Let’s break down the key components of our script:

System Prompt: We define a detailed prompt that instructs the GPT Vision model on how to perform OCR and convert the text to Markdown.
Markdown Conversion Chain: We set up a conversion chain using ChatOpenAI, which processes the base64-encoded PDF images and produces Markdown output.
PDF-to-Base64 Conversion: Each page of the PDF is converted into a base64-encoded string for processing.
PDF-to-Markdown Conversion: The core function processes each encoded PDF page through the conversion chain.
Main Execution: The script handles command-line arguments, processes the PDFs, and writes the generated Markdown to an output file.

Results and Performance

In our tests, we processed a three-page PDF using both GPT-4o and GPT-4o-mini models. The results were impressive:

GPT-4o-mini: Cost approximately $0.01 for three pages
GPT-4o: Cost approximately $0.05 for three pages

Both models successfully captured formulas and tables in the proper format, with GPT-4o showing slightly better output quality.
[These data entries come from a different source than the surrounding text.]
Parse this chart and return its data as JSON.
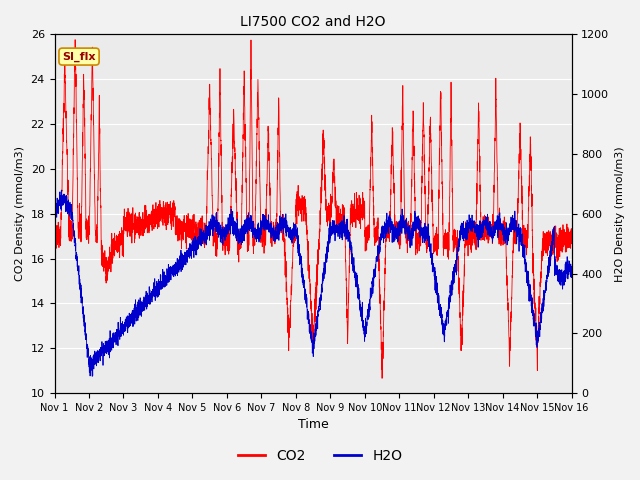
{
  "title": "LI7500 CO2 and H2O",
  "xlabel": "Time",
  "ylabel_left": "CO2 Density (mmol/m3)",
  "ylabel_right": "H2O Density (mmol/m3)",
  "ylim_left": [
    10,
    26
  ],
  "ylim_right": [
    0,
    1200
  ],
  "yticks_left": [
    10,
    12,
    14,
    16,
    18,
    20,
    22,
    24,
    26
  ],
  "yticks_right": [
    0,
    200,
    400,
    600,
    800,
    1000,
    1200
  ],
  "co2_color": "#ff0000",
  "h2o_color": "#0000cc",
  "legend_label_co2": "CO2",
  "legend_label_h2o": "H2O",
  "annotation_text": "SI_flx",
  "plot_bg_color": "#ebebeb",
  "fig_bg_color": "#f2f2f2",
  "n_days": 15,
  "seed": 42
}
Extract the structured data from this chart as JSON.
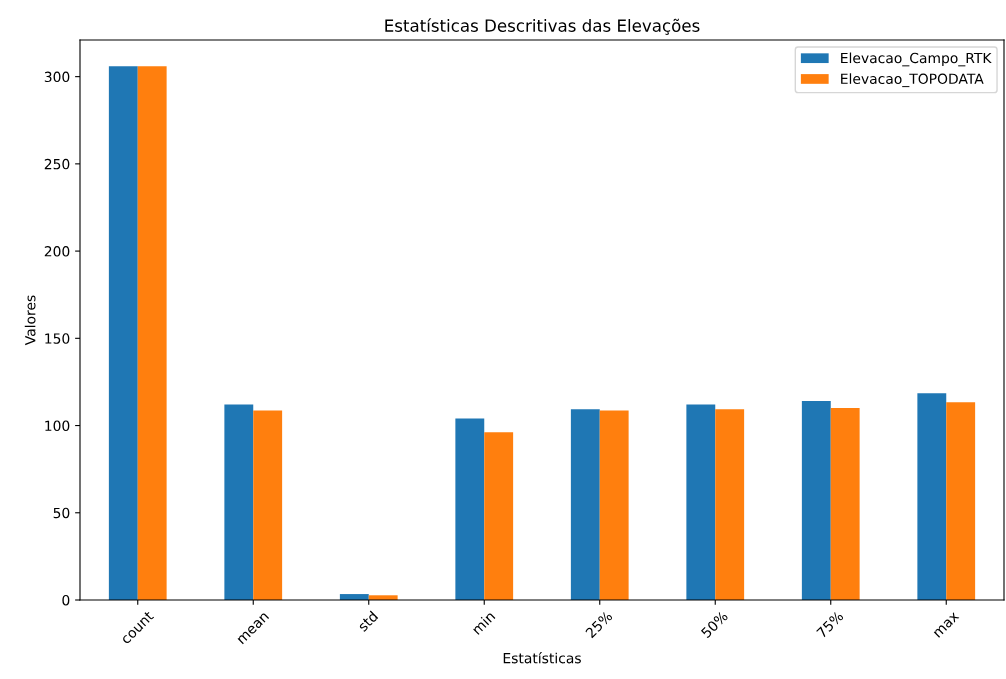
{
  "chart_data": {
    "type": "bar",
    "title": "Estatísticas Descritivas das Elevações",
    "xlabel": "Estatísticas",
    "ylabel": "Valores",
    "categories": [
      "count",
      "mean",
      "std",
      "min",
      "25%",
      "50%",
      "75%",
      "max"
    ],
    "series": [
      {
        "name": "Elevacao_Campo_RTK",
        "color": "#1f77b4",
        "values": [
          306,
          112,
          3.4,
          104,
          109.4,
          112,
          114.1,
          118.5
        ]
      },
      {
        "name": "Elevacao_TOPODATA",
        "color": "#ff7f0e",
        "values": [
          306,
          108.6,
          2.7,
          96.2,
          108.6,
          109.4,
          110.1,
          113.4
        ]
      }
    ],
    "ylim": [
      0,
      321
    ],
    "yticks": [
      0,
      50,
      100,
      150,
      200,
      250,
      300
    ],
    "grid": false,
    "legend": "top right"
  }
}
Screenshot showing the formulas in LaTeX syntax

Conclusion

By combining the power of GPT Vision models with OCR technology, we’ve created a robust solution for converting PDF documents to Markdown. This approach not only saves time and reduces manual effort but also ensures high accuracy and consistency in document conversions.

As AI technology continues to evolve, we can expect even more powerful and efficient tools for document processing. For now, this Python script offers a significant leap forward in automating the conversion of PDFs to editable, searchable, and beautifully formatted Markdown documents.

Are you ready to revolutionize your document management workflow? Give this script a try and experience the power of AI-driven OCR for yourself!